Sono Autoritratto con arma di Giovanni Ortoleva (Italia, 2021), Finis terrae di Tommaso Frangini (USA/Italia, 2020), Intertidal. Barene di Collettivo Confluenze (Italia, 2020), e Stephanie di Leonardo van Dijl (Belgio, 2020) i quattro film finalisti a cui giovedì 2 dicembre la giuria composta da Emanuela Martini (critico cinematografico), Annamaria Materazzini (segreteria organizzativa di Bergamo Film Meeting), Cecilia Valmarana (responsabile RaiMovie), Giuseppe Previtali (docente di cinema presso l’Università degli Studi di Bergamo) e Sara Luraschi (regista) assegnerà il Premio Ermanno Olmi e la menzione speciale all’opera più significativa che riflette sulla necessità di salvaguardare la Terra.

I FILM FINALISTI

Autoritratto con arma

Self-portrait With A Gun
di Giovanni Ortoleva (Italia, 2021, 11’, fiction)

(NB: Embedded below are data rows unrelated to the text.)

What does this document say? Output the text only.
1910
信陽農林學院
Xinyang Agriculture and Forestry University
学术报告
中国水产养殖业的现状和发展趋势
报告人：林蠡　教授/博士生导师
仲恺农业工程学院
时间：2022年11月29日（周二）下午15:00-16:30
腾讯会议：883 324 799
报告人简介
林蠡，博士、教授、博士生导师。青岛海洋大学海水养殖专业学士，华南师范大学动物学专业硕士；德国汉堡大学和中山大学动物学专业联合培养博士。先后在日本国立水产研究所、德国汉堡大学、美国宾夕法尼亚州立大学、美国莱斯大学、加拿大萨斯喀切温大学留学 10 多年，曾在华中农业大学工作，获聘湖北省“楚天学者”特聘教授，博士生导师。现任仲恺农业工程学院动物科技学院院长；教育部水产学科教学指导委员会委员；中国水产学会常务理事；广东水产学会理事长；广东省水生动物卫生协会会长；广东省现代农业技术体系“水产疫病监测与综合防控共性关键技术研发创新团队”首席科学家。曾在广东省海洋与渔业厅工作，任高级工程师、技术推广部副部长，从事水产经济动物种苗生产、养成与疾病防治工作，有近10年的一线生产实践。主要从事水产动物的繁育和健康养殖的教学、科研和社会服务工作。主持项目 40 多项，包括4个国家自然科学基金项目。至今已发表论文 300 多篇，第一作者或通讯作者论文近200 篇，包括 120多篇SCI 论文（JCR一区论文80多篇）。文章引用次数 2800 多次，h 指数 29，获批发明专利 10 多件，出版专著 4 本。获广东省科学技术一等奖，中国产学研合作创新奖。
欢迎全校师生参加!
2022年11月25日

Giuliano, padre di famiglia divorziato, accompagna il figlio quattordicenne Giovanni alla sua prima battuta di caccia. Quel giorno il ragazzo troverà la forza di disubbidire per la prima volta al padre.

Finis terrae

di Tommaso Frangini (USA/Italia, 2020, 15’, fiction)

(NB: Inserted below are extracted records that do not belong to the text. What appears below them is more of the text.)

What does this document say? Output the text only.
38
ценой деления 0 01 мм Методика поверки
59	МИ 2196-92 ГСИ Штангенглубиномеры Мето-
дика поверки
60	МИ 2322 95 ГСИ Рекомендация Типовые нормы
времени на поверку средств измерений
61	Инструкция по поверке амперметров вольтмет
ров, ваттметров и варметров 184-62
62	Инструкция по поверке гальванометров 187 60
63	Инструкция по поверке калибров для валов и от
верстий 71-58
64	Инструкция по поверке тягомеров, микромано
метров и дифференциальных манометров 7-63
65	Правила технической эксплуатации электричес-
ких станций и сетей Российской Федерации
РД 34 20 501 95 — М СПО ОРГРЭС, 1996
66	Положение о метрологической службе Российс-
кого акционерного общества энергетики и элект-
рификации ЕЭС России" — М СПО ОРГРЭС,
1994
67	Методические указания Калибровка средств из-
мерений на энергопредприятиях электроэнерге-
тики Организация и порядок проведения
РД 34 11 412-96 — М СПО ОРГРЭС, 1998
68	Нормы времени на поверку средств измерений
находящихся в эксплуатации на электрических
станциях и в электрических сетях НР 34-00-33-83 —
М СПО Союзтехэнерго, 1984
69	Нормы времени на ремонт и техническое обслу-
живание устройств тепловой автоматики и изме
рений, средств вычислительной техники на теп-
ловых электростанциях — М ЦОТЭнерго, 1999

Due amici decidono di andare in campeggio insieme per ritrovare la sintonia di un tempo. La natura desolata che li circonda evidenzierà le loro differenze e la distanza che li separa.

Intertidal. Barene

di Collettivo Confluenze (Italia, 2020, 14’ 50’’, sperimentale)

La laguna di Venezia è un ecosistema dinamico che vive quotidianamente una lotta per la sopravvivenza. Attraverso un’azione performativa, “Intertidal. Barene” registra e traduce il paesaggio intertidale su scala umana.

Stephanie

di Leonardo van Dijl (Belgio, 2020, 15’, fiction)

Stephanie sorride tra gli applausi della folla. La ginnasta di 11 anni ha appena vinto il suo primo titolo internazionale. Schiacciata dall’attenzione e dalle pressioni, la giovane si rende conto che la partita è appena iniziata.